We're not talking about concept robots. We're talking about fully autonomous humanoid robots running neural networks end-to-end, doing kitchen work, unloading dishwashers, organizing packages – for hours at a time, with no human intervention.

Today? Figure's robots are doing 67 consecutive hours of autonomous work. One error in 67 hours. That's not a demo. That's a product.

And here's what most people don't understand: the gap between "doing one task really well" and "doing every task a human can do" is collapsing at exponential speeds.

Let me explain why…

NOTE: Brett has been a past Faculty Member at my Abundance Summit, where leaders like him share insights years before the mainstream catches on. In-person seats for the 2026 Summit next month are nearly sold out. Learn more and apply.

The Death of C++ and the Rise of the Neural Net

When I first visited Figure, they had several hundred thousand lines of C++ code controlling the robots. Handwritten. Expensive. Brittle.

Every new behavior required engineers to anticipate edge cases, write more code, test it, debug it. It was the software equivalent of teaching a toddler to walk by writing an instruction manual.

In the last year, Figure deleted 109,000 lines of C++ code.

All of it. Gone.

What replaced it? A single neural network that controls the entire robot: hands, arms, torso, legs, feet. Full-body coordination. Real-time planning. Dynamic response to unexpected situations.

This is Helix 2, their latest AI model, and it's a fundamentally different approach to robotics.

Here's why this matters: neural nets learn from experience, not instructions.

You don't code a robot to "grab a cup." You show it thousands of examples of grasping objects—different shapes, weights, materials—and the neural net extracts the underlying patterns. It learns what "grasping" is at a representational level.

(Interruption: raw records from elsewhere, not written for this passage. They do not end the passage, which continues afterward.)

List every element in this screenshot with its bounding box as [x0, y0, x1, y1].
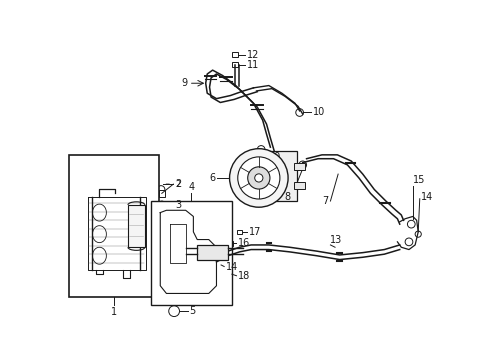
Circle shape	[157, 186, 165, 193]
Circle shape	[238, 157, 280, 199]
Bar	[69, 155, 159, 297]
Circle shape	[203, 230, 210, 237]
Text: 18: 18	[238, 271, 250, 281]
Circle shape	[407, 220, 415, 228]
Bar	[159, 190, 165, 197]
Circle shape	[171, 213, 178, 220]
Bar	[151, 201, 232, 305]
Circle shape	[296, 109, 303, 116]
Circle shape	[299, 161, 307, 169]
Text: 16: 16	[238, 238, 250, 248]
Text: 17: 17	[249, 227, 261, 237]
Text: 14: 14	[420, 192, 433, 202]
Text: 3: 3	[175, 200, 181, 210]
Bar	[232, 53, 238, 57]
Circle shape	[169, 306, 179, 316]
Circle shape	[224, 270, 232, 278]
Text: 11: 11	[246, 60, 259, 70]
Text: 13: 13	[330, 235, 343, 245]
Text: 12: 12	[246, 50, 259, 60]
Text: 6: 6	[210, 173, 216, 183]
Bar	[294, 163, 305, 170]
Bar	[251, 151, 297, 201]
Text: 14: 14	[226, 261, 238, 271]
Text: 4: 4	[188, 182, 195, 192]
Text: 5: 5	[190, 306, 196, 316]
Text: 8: 8	[284, 192, 291, 202]
Circle shape	[405, 238, 413, 246]
Text: 1: 1	[111, 306, 117, 316]
Bar	[237, 230, 242, 234]
Circle shape	[415, 231, 421, 237]
Bar	[232, 62, 238, 67]
Text: 9: 9	[181, 78, 187, 88]
Text: 15: 15	[413, 175, 425, 185]
Circle shape	[257, 145, 265, 153]
Bar	[294, 182, 305, 189]
Text: 2: 2	[175, 179, 181, 189]
Bar	[128, 205, 145, 247]
Circle shape	[215, 262, 221, 268]
Circle shape	[248, 167, 270, 189]
Text: 7: 7	[322, 196, 328, 206]
Circle shape	[255, 174, 263, 182]
Text: 10: 10	[313, 108, 325, 117]
Circle shape	[158, 201, 166, 209]
Bar	[228, 241, 233, 246]
Text: 2: 2	[166, 180, 180, 189]
Circle shape	[229, 149, 288, 207]
Text: 10: 10	[269, 152, 281, 162]
Bar	[197, 245, 228, 260]
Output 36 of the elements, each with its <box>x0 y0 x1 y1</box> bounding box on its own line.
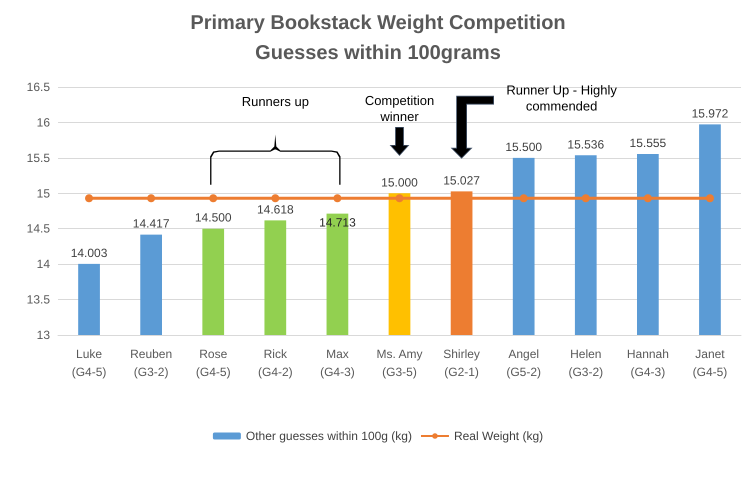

And once it understands grasping? It can generalize to objects it's never seen before.

Brett put it simply: "If you can teleoperate the robot to do a task, you can train the neural net to learn it."

That's the unlock. If the hardware is capable—if the motors, sensors, and joints can physically perform the movement—then the AI can learn it from data.

Compare that to traditional robotics, where you'd need to write thousands of lines of code for every single new task. That approach doesn't scale. Neural nets do.

The implication: Every robot in the fleet learns from every other robot's experience. When one Figure robot masters folding laundry, every Figure robot on the planet instantly knows how to fold laundry.

Humans don't work like this. Robots do.